Илья Эренбург - Люди, годы, жизнь. Воспоминания в трех томах
Я спрашивал себя, чем объяснить такой разрыв. Кажется, голландские художники и три века назад жили в куда большем внутреннем отъединении, чем итальянцы; выполняя заказы, изображая всем понятные жанровые сцены, они вдохновлялись живописным мастерством. В 1914 году слово «формализм» применялось только к «человеку в футляре»; но, выражаясь по-теперешнему, скажу, что старые голландцы мне показались формалистами. Я восхищался ими, но, выходя из музея, думал о своем.
Все это не относится к Рембрандту: от него я не мог оторваться, он меня заражал своим беспокойством. Видимо, он не жил в стороне от людей; его страстность смущала, а порой и возмущала современников. Вряд ли и другим художникам XVII века нравились негоцианты или епископы; но процветающим купцам нравились холсты художников, за картины хорошо платили, ими украшали дома. Теперь именем Рембрандта называют и улицы, и гостиницы, и марки сигар. А при его жизни было не то — имущество художника описывали, продавали с торгов; бывали годы, когда никто не стучал молотком в дверь его дома.
Я бродил вдоль каналов, мимо опрятных домов и думал о судьбе художника, не обращая внимания на прохожих. Может быть, это в климате Голландии? Недавно я читал письма Декарта к Гезу де Бальзаку. Декарт писал, как он проводит время в Голландии (он прожил в этой стране двадцать лет): «Каждый день я прогуливаюсь среди множества людей и чувствую такую же свободу, такой же отдых, как вы, когда вы гуляете по вашим аллеям, и люди, которых я встречаю, для меня те же деревья, которые вы видите в вашем лесу…» Я вспомнил и потому о Декарте, что в то время впервые начал его читать, думал о существенности сомнений: «Я мыслю, следовательно, я существую».
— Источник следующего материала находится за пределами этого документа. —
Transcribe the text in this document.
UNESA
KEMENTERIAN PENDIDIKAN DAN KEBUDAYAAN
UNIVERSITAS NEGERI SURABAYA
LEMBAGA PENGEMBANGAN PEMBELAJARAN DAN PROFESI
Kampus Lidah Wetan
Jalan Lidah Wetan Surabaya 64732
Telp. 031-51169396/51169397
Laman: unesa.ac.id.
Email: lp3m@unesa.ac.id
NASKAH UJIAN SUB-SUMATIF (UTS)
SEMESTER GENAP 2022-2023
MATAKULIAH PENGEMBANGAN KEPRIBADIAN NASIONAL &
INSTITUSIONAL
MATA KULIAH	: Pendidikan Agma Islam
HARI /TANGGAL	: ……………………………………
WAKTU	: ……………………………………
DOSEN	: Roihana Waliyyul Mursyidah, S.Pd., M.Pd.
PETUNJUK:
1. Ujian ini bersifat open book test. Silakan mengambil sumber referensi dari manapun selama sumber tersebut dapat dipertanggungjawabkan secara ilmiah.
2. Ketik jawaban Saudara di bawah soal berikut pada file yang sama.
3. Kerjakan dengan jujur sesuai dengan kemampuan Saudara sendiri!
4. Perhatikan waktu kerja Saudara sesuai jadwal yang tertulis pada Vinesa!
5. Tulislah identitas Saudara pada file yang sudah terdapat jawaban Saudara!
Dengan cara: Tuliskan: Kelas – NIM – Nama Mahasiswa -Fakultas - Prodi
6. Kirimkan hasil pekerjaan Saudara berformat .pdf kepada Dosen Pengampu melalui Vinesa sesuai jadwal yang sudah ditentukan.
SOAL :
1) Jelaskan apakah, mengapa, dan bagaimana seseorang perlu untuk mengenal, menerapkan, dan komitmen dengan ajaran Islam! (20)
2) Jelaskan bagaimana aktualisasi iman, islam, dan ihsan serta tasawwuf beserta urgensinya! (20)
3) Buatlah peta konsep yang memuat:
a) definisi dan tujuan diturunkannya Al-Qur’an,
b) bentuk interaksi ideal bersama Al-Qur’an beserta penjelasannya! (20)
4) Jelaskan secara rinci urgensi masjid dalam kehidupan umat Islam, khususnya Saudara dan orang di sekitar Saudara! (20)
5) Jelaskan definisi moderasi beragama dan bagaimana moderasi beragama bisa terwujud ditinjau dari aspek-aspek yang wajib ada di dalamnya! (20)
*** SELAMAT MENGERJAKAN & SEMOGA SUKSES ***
Был жаркий день; я шел, как всегда, по улицам Амстердама, не вглядываясь в лица прохожих; внезапно что-то меня озадачило; все взволнованно читали газеты, говорили громче обычного, толпились возле табачных лавок, где были вывешены последние известия. Что приключилось? Я попытался понять сообщения; повсюду повторялось одно слово «oorlog» [1] — оно не походило ни на немецкие, ни на французские слова. Сначала я решил вернуться в гостиницу и почитать Декарта, но мною овладело беспокойство. Я купил французскую газету и обомлел; я давно не читал газет и не знал, что происходит в мире. «Матэн» сообщала, что Австро-Венгрия объявила войну Сербии, Франция и Россия собираются сегодня объявить о всеобщей мобилизации. Англия молчит. Мне показалось, что все рушится — и беленькие уютные домики, и мельницы, и биржа…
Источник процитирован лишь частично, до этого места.